L’idée est de taxer « l’entre-soi », c’est-à-dire l’agrégation, dans des quartiers valorisés, des ménages les plus aisés, sans pénaliser le propriétaire occupant modeste qui y résidait avant leur valorisation.
Des outils de régulation du logement social
Les autorités organisatrices devraient prendre le relais de l’État
Des conventions d’utilité sociale, conclues avec l’État, formalisent les obligations des bailleurs, un « cahier des charges de gestion sociale » y récapitule celles relatives aux conditions d’occupation et de peuplement. De futures autorités organisatrices devraient nécessairement prendre le relais de l’État et signer les conventions d’utilité sociale relatives au patrimoine social situé sur leur territoire. Elles devraient également prendre la responsabilité de leurs politiques de « peuplement » du logement social en rendant plus objectifs les critères présidant au choix des candidats, par exemple par la mise en place, après concertation, d’un dispositif de cotation des demandes.
Des outils de régulation du parc privé
Parce qu’elles seraient en mesure d’en peser les avantages et les risques, ce sont les autorités organisatrices locales qui devraient avoir la responsabilité de l’encadrement des loyers sur tout ou partie de leur territoire. Responsables du droit au logement, elles devraient aussi se voir ouvrir la faculté d’encadrer la transformation de résidences principales en résidences secondaires et de déterminer les conditions de taxation des logements vacants.
Là où l’offre de logements sociaux est insuffisante et le restera à court terme, l’autorité organisatrice doit avoir les moyens de développer un secteur privé conventionné complémentaire, en lui accordant des avantages fiscaux ou des subventions, modulés en fonction de la contrepartie sociale acceptée par le bailleur.
Des garanties de la part de l’État
Instaurer un droit de priorité ?
Pour faire face à l’urgence, les autorités devraient pouvoir instaurer un droit de priorité sur les logements remis en location afin qu’ils puissent être utilisés (par l’intermédiaire d’associations et aux frais de la collectivité, sans léser le bailleur) pour la réponse aux bénéficiaires du droit au logement opposable.
Des outils de financement essentiels à la politique du logement ne peuvent être décentralisés : le circuit de financement privilégié du logement social adossé au livret A, la TVA à taux réduit pour le logement social, les aides personnelles au logement.

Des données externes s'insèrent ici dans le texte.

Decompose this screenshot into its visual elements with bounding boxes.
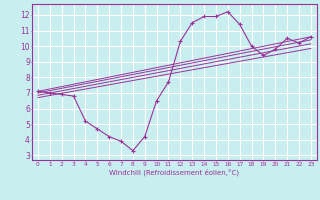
X-axis label: Windchill (Refroidissement éolien,°C): Windchill (Refroidissement éolien,°C) [109,168,239,176]
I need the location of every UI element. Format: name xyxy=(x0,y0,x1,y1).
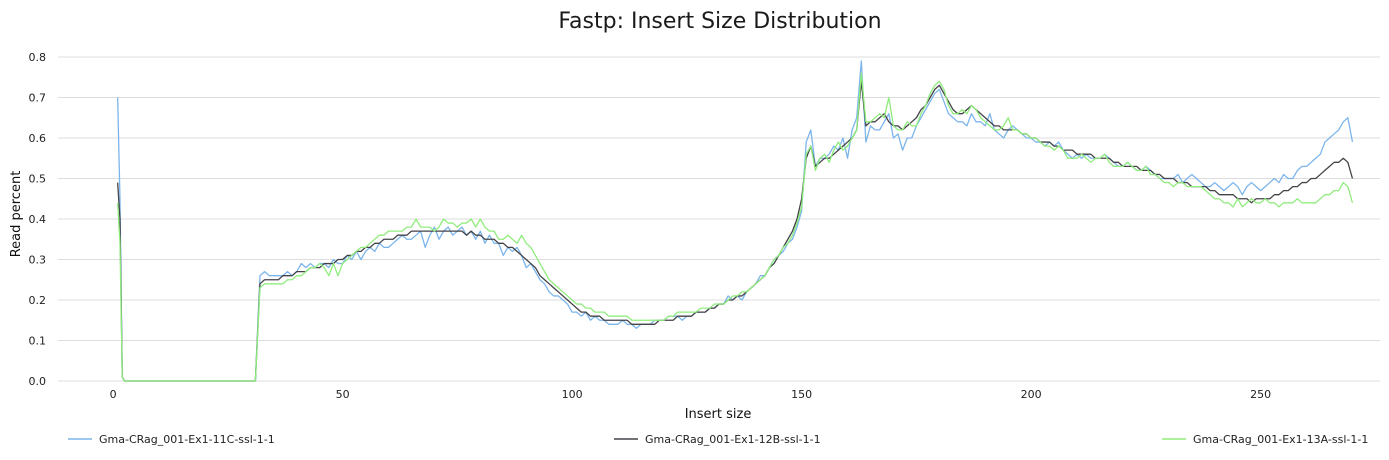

Il n’est pas imaginable de confier la responsabilité du droit au logement à des autorités locales sans leur donner des garanties évitant toute défausse.
Changer la Constitution ?
C’est probablement en faisant entrer expressément le droit au logement dans la Constitution que de telles garanties pourront être obtenues. Des transitions seront nécessaires car l’implication actuelle des intercommunalités est inégale. Mais la question du droit au logement opposable est bien la clé de voûte du processus de décentralisation dans le domaine de l’habitat. Tant qu’elle n’est pas traitée, l’édifice restera fragile.